Es a partir de este poder dinámico y rizomático que procede la IA, superando quizás las fuerzas motrices meramente materialistas de esa tecnología moderna criticada por Heidegger. Como ya se ha visto al mencionar la teoría de Guénon, nuestro mundo parece revivir – aunque a menudo en formas invertidas y pervertidas – los arquetipos tradicionales.

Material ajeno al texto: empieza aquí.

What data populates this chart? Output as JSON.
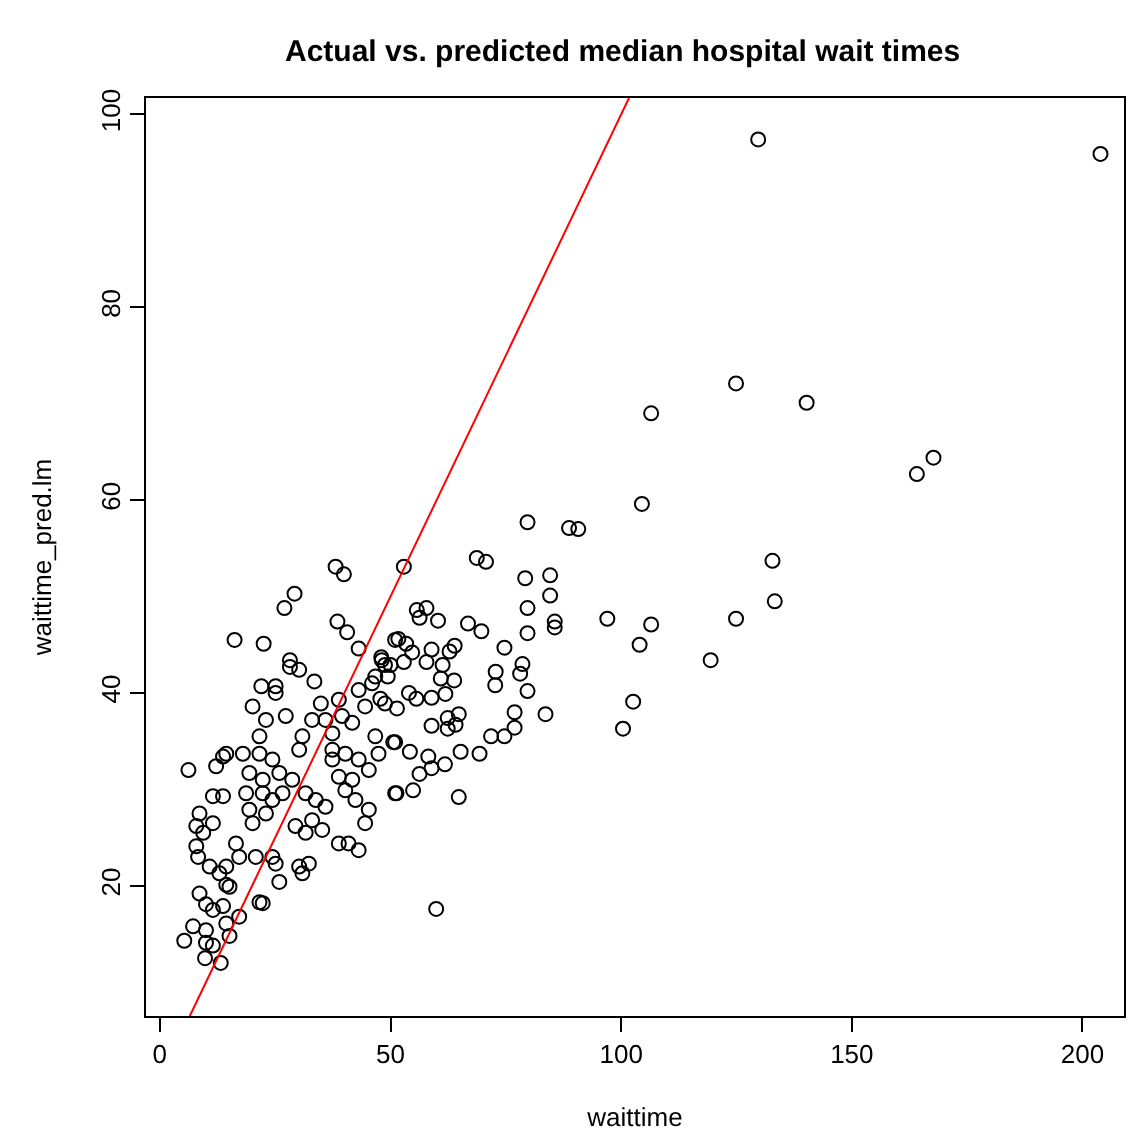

Y si la materia es también cualidad, si la materia es también forma, entonces la materia también hará evidente esta cualidad propia, que está en cierta medida conectada con la dimensión espiritual. Y la evidencia de la materia sólo puede ser su estética.

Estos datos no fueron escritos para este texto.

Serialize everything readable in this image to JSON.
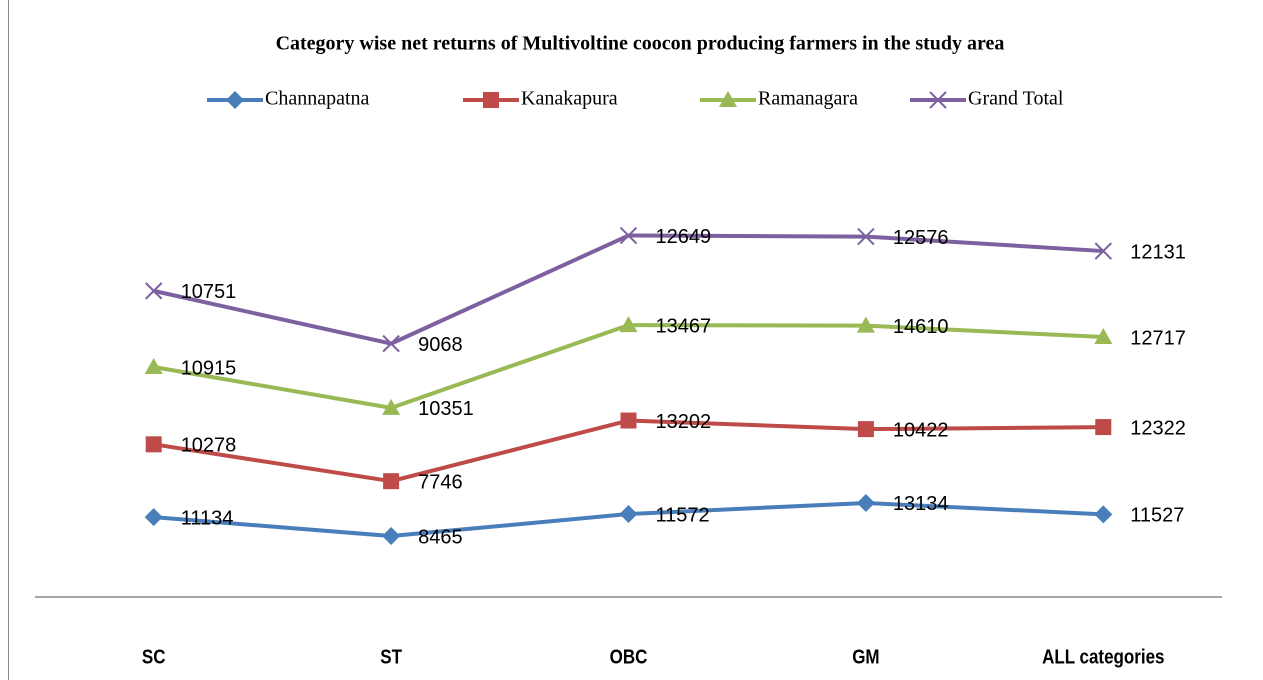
{
  "chart_data": {
    "type": "line",
    "stacked": true,
    "title": "Category wise net returns of Multivoltine coocon producing farmers in the study area",
    "categories": [
      "SC",
      "ST",
      "OBC",
      "GM",
      "ALL categories"
    ],
    "series": [
      {
        "name": "Channapatna",
        "color": "#4a7ebb",
        "marker": "diamond",
        "values": [
          11134,
          8465,
          11572,
          13134,
          11527
        ]
      },
      {
        "name": "Kanakapura",
        "color": "#be4b48",
        "marker": "square",
        "values": [
          10278,
          7746,
          13202,
          10422,
          12322
        ]
      },
      {
        "name": "Ramanagara",
        "color": "#98b954",
        "marker": "triangle",
        "values": [
          10915,
          10351,
          13467,
          14610,
          12717
        ]
      },
      {
        "name": "Grand Total",
        "color": "#7d60a0",
        "marker": "x",
        "values": [
          10751,
          9068,
          12649,
          12576,
          12131
        ]
      }
    ],
    "ylim": [
      0,
      60000
    ],
    "legend": "top"
  }
}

En la época posmoderna, licuada, también la materia se licúa: la IA contribuye al proceso.
La IA también desestabiliza el aura de la obra de arte al colapsar la distancia entre creación y reproducción. Sin embargo, esta pérdida no es necesariamente irreversible. Como Benjamin señaló en sus reflexiones sobre el «sex appeal de lo inorgánico», las formas digitales pueden seguir produciendo fascinación estética. Lo que importa no es si la IA es «verdaderamente» creativa, sino cómo nos relacionamos con ella: si la abordamos con inteligencia simbólica, capaz de reorientar su producción hacia un significado metafísico más profundo.

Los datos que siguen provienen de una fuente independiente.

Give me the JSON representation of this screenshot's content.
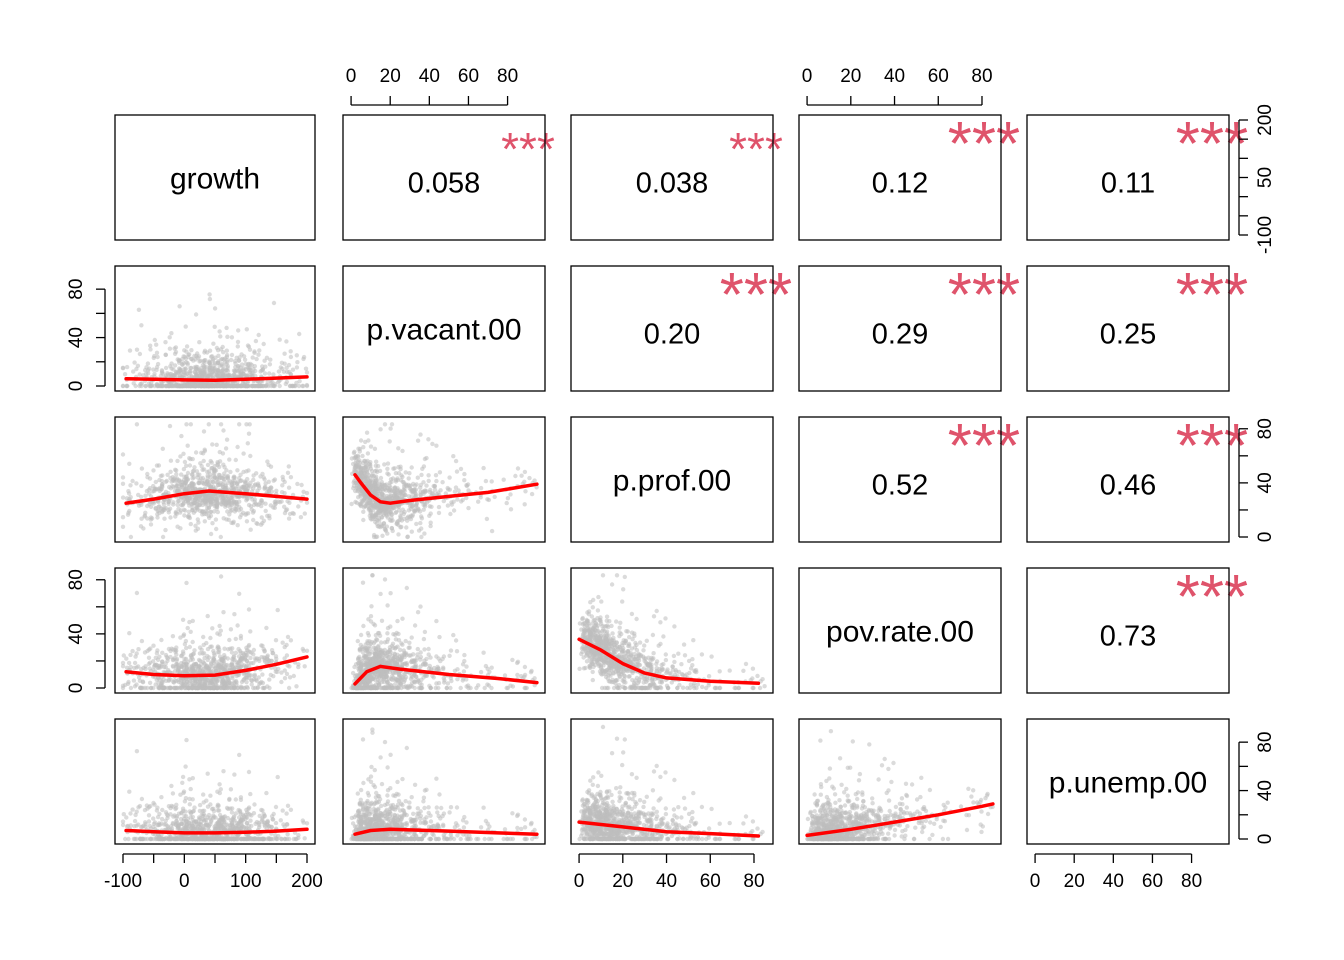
{
  "chart_data": {
    "type": "scatter",
    "kind": "pairs-matrix",
    "variables": [
      "growth",
      "p.vacant.00",
      "p.prof.00",
      "pov.rate.00",
      "p.unemp.00"
    ],
    "ranges": {
      "growth": [
        -100,
        200
      ],
      "p.vacant.00": [
        0,
        95
      ],
      "p.prof.00": [
        0,
        85
      ],
      "pov.rate.00": [
        0,
        85
      ],
      "p.unemp.00": [
        0,
        95
      ]
    },
    "ticks": {
      "growth": [
        -100,
        -50,
        0,
        50,
        100,
        150,
        200
      ],
      "p.vacant.00": [
        0,
        20,
        40,
        60,
        80
      ],
      "p.prof.00": [
        0,
        20,
        40,
        60,
        80
      ],
      "pov.rate.00": [
        0,
        20,
        40,
        60,
        80
      ],
      "p.unemp.00": [
        0,
        20,
        40,
        60,
        80
      ]
    },
    "tick_labels": {
      "growth_bottom": [
        "-100",
        "0",
        "100",
        "200"
      ],
      "growth_right": [
        "-100",
        "50",
        "200"
      ],
      "p.vacant.00_top": [
        "0",
        "20",
        "40",
        "60",
        "80"
      ],
      "p.vacant.00_left": [
        "0",
        "40",
        "80"
      ],
      "p.prof.00_bottom": [
        "0",
        "20",
        "40",
        "60",
        "80"
      ],
      "p.prof.00_right": [
        "0",
        "40",
        "80"
      ],
      "pov.rate.00_top": [
        "0",
        "20",
        "40",
        "60",
        "80"
      ],
      "pov.rate.00_left": [
        "0",
        "40",
        "80"
      ],
      "p.unemp.00_bottom": [
        "0",
        "20",
        "40",
        "60",
        "80"
      ],
      "p.unemp.00_right": [
        "0",
        "40",
        "80"
      ]
    },
    "correlations": [
      {
        "row": "growth",
        "col": "p.vacant.00",
        "r": "0.058",
        "stars": "***"
      },
      {
        "row": "growth",
        "col": "p.prof.00",
        "r": "0.038",
        "stars": "***"
      },
      {
        "row": "growth",
        "col": "pov.rate.00",
        "r": "0.12",
        "stars": "***"
      },
      {
        "row": "growth",
        "col": "p.unemp.00",
        "r": "0.11",
        "stars": "***"
      },
      {
        "row": "p.vacant.00",
        "col": "p.prof.00",
        "r": "0.20",
        "stars": "***"
      },
      {
        "row": "p.vacant.00",
        "col": "pov.rate.00",
        "r": "0.29",
        "stars": "***"
      },
      {
        "row": "p.vacant.00",
        "col": "p.unemp.00",
        "r": "0.25",
        "stars": "***"
      },
      {
        "row": "p.prof.00",
        "col": "pov.rate.00",
        "r": "0.52",
        "stars": "***"
      },
      {
        "row": "p.prof.00",
        "col": "p.unemp.00",
        "r": "0.46",
        "stars": "***"
      },
      {
        "row": "pov.rate.00",
        "col": "p.unemp.00",
        "r": "0.73",
        "stars": "***"
      }
    ],
    "smooth_curves": [
      {
        "x": "growth",
        "y": "p.vacant.00",
        "points": [
          [
            -95,
            6
          ],
          [
            -50,
            5.5
          ],
          [
            0,
            5
          ],
          [
            50,
            4.8
          ],
          [
            100,
            5.5
          ],
          [
            150,
            6.5
          ],
          [
            200,
            7.5
          ]
        ]
      },
      {
        "x": "growth",
        "y": "p.prof.00",
        "points": [
          [
            -95,
            25
          ],
          [
            -50,
            28
          ],
          [
            0,
            32
          ],
          [
            40,
            34
          ],
          [
            100,
            32
          ],
          [
            150,
            30
          ],
          [
            200,
            28
          ]
        ]
      },
      {
        "x": "p.vacant.00",
        "y": "p.prof.00",
        "points": [
          [
            2,
            46
          ],
          [
            5,
            40
          ],
          [
            10,
            31
          ],
          [
            15,
            26
          ],
          [
            20,
            25
          ],
          [
            30,
            27
          ],
          [
            50,
            30
          ],
          [
            70,
            33
          ],
          [
            95,
            39
          ]
        ]
      },
      {
        "x": "growth",
        "y": "pov.rate.00",
        "points": [
          [
            -95,
            12
          ],
          [
            -50,
            10
          ],
          [
            0,
            9
          ],
          [
            50,
            9.5
          ],
          [
            100,
            13
          ],
          [
            150,
            17.5
          ],
          [
            200,
            23
          ]
        ]
      },
      {
        "x": "p.vacant.00",
        "y": "pov.rate.00",
        "points": [
          [
            2,
            3
          ],
          [
            8,
            12
          ],
          [
            15,
            16
          ],
          [
            25,
            14
          ],
          [
            50,
            10
          ],
          [
            75,
            7
          ],
          [
            95,
            4
          ]
        ]
      },
      {
        "x": "p.prof.00",
        "y": "pov.rate.00",
        "points": [
          [
            0,
            36
          ],
          [
            10,
            28
          ],
          [
            20,
            18
          ],
          [
            30,
            11
          ],
          [
            40,
            7.5
          ],
          [
            60,
            5
          ],
          [
            82,
            3.5
          ]
        ]
      },
      {
        "x": "growth",
        "y": "p.unemp.00",
        "points": [
          [
            -95,
            7
          ],
          [
            -50,
            6
          ],
          [
            0,
            5
          ],
          [
            50,
            5
          ],
          [
            100,
            5.5
          ],
          [
            150,
            6.5
          ],
          [
            200,
            8
          ]
        ]
      },
      {
        "x": "p.vacant.00",
        "y": "p.unemp.00",
        "points": [
          [
            2,
            4
          ],
          [
            10,
            7
          ],
          [
            20,
            8
          ],
          [
            50,
            6.5
          ],
          [
            75,
            5
          ],
          [
            95,
            4
          ]
        ]
      },
      {
        "x": "p.prof.00",
        "y": "p.unemp.00",
        "points": [
          [
            0,
            14
          ],
          [
            20,
            10
          ],
          [
            40,
            6
          ],
          [
            60,
            4.5
          ],
          [
            82,
            2.5
          ]
        ]
      },
      {
        "x": "pov.rate.00",
        "y": "p.unemp.00",
        "points": [
          [
            0,
            3
          ],
          [
            20,
            8
          ],
          [
            40,
            14
          ],
          [
            60,
            20
          ],
          [
            80,
            27
          ],
          [
            85,
            29
          ]
        ]
      }
    ],
    "colors": {
      "points": "#BEBEBE",
      "smooth": "#FF0000",
      "stars": "#DF536B",
      "text": "#000000"
    }
  }
}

El riesgo de confundir la gratificación sensual con el objetivo del arte, el olvido de su dimensión sapiencial, simbólica y espiritual, la banalización de la cultura, sustraída a su dimensión trágico-existencial y reducida a entretenimiento, son resultados de la reproductibilidad técnica cuando se identifica tout court con la reproductibilidad del Capital líquido, que va acompañada, no por casualidad, del proceso que Yves Michaud definió como «la vaporización del arte». Pero, ¿no se presenta ya así la situación general estética, cultural y espiritual? Citando al profesor Derrick de Kerckhove, de una entrevista reciente: «Sólo un porcentaje muy pequeño de la sociedad escapará al canto de sirena de la GenAI. Si a esto le añadimos el hecho de que la mayoría de la gente depende de sus smartphones para recordar, pensar y orientarse en el espacio, obtenemos una sociedad que no piensa en absoluto. Pero puede que esto no sea tan malo después de todo. Los grandes modelos lingüísticos (LLM) enderezarán el pensamiento de la persona media y dejarán a quienes no los utilicen en exceso en el papel de verdaderos creadores». Estos últimos podrían convertirse en el «pastor del Ser» (der Hirt des Seins) – por usar el léxico de Heidegger – actuando como «curador» de los flujos algorítmicos y transfigurando el acto técnico (techne) en uno poético (poiesis) capaz de hacer surgir a los seres, revelando su verdad.
Para resistirse a la trivialización del arte en mero entretenimiento o espectáculo algorítmico, los artistas deben reafirmar la vocación sapiencial y simbólica del arte. Para ello, puede que no sea necesario rechazar la IA, sino integrarla en una visión «arqueofuturista» (Guillaume Faye) que reencante la técnica a través de la imaginación mitopoética. La teoría de la «cosmotecnia» de Yuk Hui – la idea de que las distintas civilizaciones incorporan valores morales y cosmológicos a sus tecnologías – ofrece un marco poderoso para esa reimaginación. Reconocer el pluralismo metafísico latente en los distintos paradigmas tecnológicos podría abrir nuevas vías ontológicas para el arte y la cultura en la época de la IA generativa.